Wow, really stumbled onto this one roundabout while looking at another web discussion of Kenmores. Old thread but here goes. Any Kenmore vacuum with the 116 prefix in it's serial number was made by Matsushita Electric Manufacturing Company at a plant of theirs in the US. In fact for a time they were the largest manufacturer of vacuums in the US. Matsushita is the parent of Panasonic, their consumer line, and though the Matsushita name was retired a decade or so ago in favor of the more well known Panasonic name, they are the still the firm that manufactures modern Kenmore vacuums. Matsushita goes back over a century and made heavy industrial and commercial electronics. Old man Matsushita started a line of consumer products and called those Panasonic. That is the name that made them famous, and prosperous.
I did recently find one real oddball on eBay, a Kenmore 3.1 of maybe 1990-ish vintage ( ??? ) with a 175 prefix in the serial number. 175 is the prefix for InSinkErator, weird, but they are owned by Emerson so I imagine that vacuum, was made for Sears by Emerson. It's a very strange duck with nothing in common with any other Kenmore I know of.

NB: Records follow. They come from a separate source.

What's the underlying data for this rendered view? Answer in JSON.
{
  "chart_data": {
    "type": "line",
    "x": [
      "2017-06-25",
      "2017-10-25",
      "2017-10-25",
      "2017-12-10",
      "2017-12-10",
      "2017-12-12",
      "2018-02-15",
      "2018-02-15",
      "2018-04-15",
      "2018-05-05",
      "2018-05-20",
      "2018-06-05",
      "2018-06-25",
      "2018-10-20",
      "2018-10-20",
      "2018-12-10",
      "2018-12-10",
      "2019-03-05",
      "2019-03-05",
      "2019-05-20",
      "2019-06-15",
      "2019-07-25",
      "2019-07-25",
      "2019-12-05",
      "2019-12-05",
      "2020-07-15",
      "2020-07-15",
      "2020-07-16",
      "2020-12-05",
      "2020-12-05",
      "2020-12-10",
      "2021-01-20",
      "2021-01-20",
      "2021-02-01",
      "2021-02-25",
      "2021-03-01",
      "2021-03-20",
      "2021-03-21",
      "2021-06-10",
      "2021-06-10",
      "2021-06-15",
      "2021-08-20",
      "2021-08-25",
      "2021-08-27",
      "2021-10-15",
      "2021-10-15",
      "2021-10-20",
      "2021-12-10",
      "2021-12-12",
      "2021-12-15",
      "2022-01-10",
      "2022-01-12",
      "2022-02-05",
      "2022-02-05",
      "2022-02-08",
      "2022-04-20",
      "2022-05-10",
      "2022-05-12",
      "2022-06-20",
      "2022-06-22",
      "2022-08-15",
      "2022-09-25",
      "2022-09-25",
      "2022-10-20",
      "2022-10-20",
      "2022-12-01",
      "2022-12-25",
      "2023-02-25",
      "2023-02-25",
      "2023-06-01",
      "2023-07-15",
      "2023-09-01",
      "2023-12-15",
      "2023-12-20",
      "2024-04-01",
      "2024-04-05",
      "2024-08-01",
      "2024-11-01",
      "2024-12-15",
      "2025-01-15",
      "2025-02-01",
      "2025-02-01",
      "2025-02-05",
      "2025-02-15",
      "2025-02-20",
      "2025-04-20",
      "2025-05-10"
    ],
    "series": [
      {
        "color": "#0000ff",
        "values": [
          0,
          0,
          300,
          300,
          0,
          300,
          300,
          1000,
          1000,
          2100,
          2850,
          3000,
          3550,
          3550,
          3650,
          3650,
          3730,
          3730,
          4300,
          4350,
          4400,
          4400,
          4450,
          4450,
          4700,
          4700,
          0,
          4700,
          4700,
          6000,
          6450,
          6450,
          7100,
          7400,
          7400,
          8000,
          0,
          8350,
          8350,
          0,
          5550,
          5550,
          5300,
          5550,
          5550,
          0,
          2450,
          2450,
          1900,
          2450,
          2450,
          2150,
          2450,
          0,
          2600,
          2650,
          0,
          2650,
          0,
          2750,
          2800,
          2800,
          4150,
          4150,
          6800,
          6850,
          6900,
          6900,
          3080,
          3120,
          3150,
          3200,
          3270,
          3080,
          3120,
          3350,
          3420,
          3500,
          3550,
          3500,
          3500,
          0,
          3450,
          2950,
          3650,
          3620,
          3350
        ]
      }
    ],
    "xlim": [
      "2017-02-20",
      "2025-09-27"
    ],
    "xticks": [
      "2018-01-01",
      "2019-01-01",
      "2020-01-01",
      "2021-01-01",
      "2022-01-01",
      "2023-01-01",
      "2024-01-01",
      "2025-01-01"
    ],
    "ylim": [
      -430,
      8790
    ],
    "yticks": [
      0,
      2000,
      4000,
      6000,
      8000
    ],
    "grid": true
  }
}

I have three Kenmore canisters that bracket the era of those brochures, all Matsushita products made in the US, including one badged "Lady Kenmore" and "Sears Best" from the mid 1970s along with it's eventual replacement in our home, an early 80s Kenmore 4.1 with variable speed motor about equal in suction and airflow to the Miele's and Simplicity's of the world. The Powermate is part for part identical to a modern Hayden Superpack with the sole exception of the upper outer shell (which matches some later model Kenmore Powermates exactly). You can rebuild everything in it with parts in current production, even upgrade it to serpentine belts and modern quiet motors. Many powermates will plug right into the Sears hose.
I am hanging on to them and repairing them as necessary. The flexible plastic hinge just broke on the Lady Kenmore, which really bums me out as I recently replaced a worn out two speed motor with a modern Ametek-Lamb single speed, two stage high efficiency motor with suction and airflow specs that rival anything on the market today. I was planning to reinforce the lid because it flexes inward pretty far if you pull suction on the hose, and find a way to add exhaust filtration to it. Amazingly you can buy replacement secondary filters, the little filter that fits over the fan intake on top of the motor, but they are domes and have pleated HEPA filtration. Hilarious. HEPA filters for 70's Kenmores! I was looking for a way to adapt some other vacuum's HEPA exhaust filter to it. Don't laugh, the powerful 4.1 has already been upgraded to modern filtration. Hose parts for central vacuums plug right in, switches and such can still be found at places like SweetSweep, so as long as I don't bust or lose any hard to replace body parts I ought to have lifetime vacuums, and darn good ones too.